Divisive inhibition introduces a denominator into forward computation. If the denominator approaches zero, it causes numerical explosion and gradient distortion, presenting a major hurdle for end-to-end training. E-I Prop solves this with three techniques. First, adaptive stabilization: instead of adding a fixed small constant \(\epsilon\), zero divisors are dynamically replaced with the minimum positive value within the same sample to avoid issues with \(\epsilon\) being too small or too large across different scales. Second, straight-through estimator (STE): the replacement is performed in the forward pass, but backpropagation treats it as an identity mapping, allowing gradients to flow through the non-differentiable operation.
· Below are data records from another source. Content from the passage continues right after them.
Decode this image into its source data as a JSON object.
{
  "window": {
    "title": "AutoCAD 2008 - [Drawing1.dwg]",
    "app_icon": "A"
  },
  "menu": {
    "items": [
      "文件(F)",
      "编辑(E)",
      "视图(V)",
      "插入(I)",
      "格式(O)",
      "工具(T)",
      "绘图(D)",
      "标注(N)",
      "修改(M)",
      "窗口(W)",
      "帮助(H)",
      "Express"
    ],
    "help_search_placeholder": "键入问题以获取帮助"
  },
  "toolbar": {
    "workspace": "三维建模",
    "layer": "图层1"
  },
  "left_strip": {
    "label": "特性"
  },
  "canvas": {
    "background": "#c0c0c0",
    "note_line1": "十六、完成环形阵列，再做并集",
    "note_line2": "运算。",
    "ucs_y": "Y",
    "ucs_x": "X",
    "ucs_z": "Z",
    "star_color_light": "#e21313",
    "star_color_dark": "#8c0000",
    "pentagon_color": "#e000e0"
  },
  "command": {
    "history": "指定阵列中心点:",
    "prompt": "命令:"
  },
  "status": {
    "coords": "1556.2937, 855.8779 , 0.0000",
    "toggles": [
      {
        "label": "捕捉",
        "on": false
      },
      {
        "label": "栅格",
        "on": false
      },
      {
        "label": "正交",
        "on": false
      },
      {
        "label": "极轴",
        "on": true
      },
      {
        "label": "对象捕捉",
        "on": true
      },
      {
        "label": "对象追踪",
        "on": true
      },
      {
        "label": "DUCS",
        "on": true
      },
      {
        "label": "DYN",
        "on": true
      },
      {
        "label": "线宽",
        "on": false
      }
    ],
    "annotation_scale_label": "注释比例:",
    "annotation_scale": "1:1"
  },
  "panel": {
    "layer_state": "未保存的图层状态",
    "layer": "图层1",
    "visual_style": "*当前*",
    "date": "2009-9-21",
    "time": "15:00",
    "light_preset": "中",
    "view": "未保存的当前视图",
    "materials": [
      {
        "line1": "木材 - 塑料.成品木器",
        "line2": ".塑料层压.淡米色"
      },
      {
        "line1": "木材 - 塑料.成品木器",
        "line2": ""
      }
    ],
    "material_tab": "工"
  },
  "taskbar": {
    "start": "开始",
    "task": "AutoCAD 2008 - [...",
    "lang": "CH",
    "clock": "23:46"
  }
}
Third, gradient scaling: the gradient of lateral weights \(\boldsymbol{W}_{EI}^{[l]}\) is multiplied by \(1/d\) to balance updates between the forward and lateral inhibition paths, preventing the inhibitory path from overwhelming the backbone. Ablations show all three are essential for stability.

Key Experimental Results

Main Results

Dataset Method Architecture E-I BN-free Accuracy (%)
CIFAR-10 Vanilla BN ResNet-18 95.37
CIFAR-10 TEBN ResNet-19 94.70
CIFAR-10 Ours ResNet-18 92.05
CIFAR-10 DANN (ANN) VGG-16 88.54
CIFAR-10 BackEISNN 5-layer CNN 90.93
DVS-Gesture Ours VGG-8 94.86
CIFAR10-DVS Ours VGG-8 77.66

Key Findings

  1. DeepEISNN (ResNet-18) reached 92.05% on CIFAR-10, outperforming all normalization-free baselines.
  2. On neuromorphic datasets (DVS-Gesture, CIFAR10-DVS), it outperformed several methods using BN.
  3. It achieved 50.29% on TinyImageNet, proving scalability to larger datasets.
  4. Every component of E-I Init and E-I Prop is necessary—training collapses if any are removed.

Ablation Study

  • Without E-I Init \(\rightarrow\) Training failure (firing rate collapse).
  • Without adaptive stabilization \(\rightarrow\) Numerical explosion.
  • Without STE \(\rightarrow\) Incorrect gradient direction.
  • Without gradient scaling \(\rightarrow\) Excessive gradients in the inhibitory path.

Highlights & Insights

  1. First successful implementation of normalization-free training in deep SNNs while maintaining competitive performance.
  2. Balance of biological plausibility and engineering performance: The E-I circuit acts as both a regularization technique and a biological model.
  3. Comprehensive theoretical analysis: From exponential distribution derivations to gain control conditions.
  4. Platform for large-scale cortical simulations: Provides a framework for modeling complex neural dynamics.

Limitations & Future Work

  1. A ~3% accuracy gap remains compared to SNNs using BatchNorm.
  2. Whether the fixed 4:1 E-I ratio is optimal has not been explored.
  3. The fast spike approximation for inhibitory neurons (ReLU-like) may be an oversimplification.
  4. Validated only on classification; generative or sequential modeling tasks remain untested.
  • SNN Normalization: BNTT, tdBN, TEBN, TAB — SNN variants of BN.
  • E-I Networks: Cornford et al. (2021) — E-I networks in ANNs.
  • SNN Training: STBP, TEBN — Surrogate gradients and normalization techniques.

Rating

  • Novelty: ⭐⭐⭐⭐ — Innovative use of E-I circuits to replace normalization with biological grounding.
  • Experimental Thoroughness: ⭐⭐⭐⭐ — Validated across multiple datasets and architectures.
  • Writing Quality: ⭐⭐⭐⭐ — Clear derivation from biological principles to engineering implementation.
  • Value: ⭐⭐⭐ — Important foundation for NeuroAI, despite the remaining performance gap.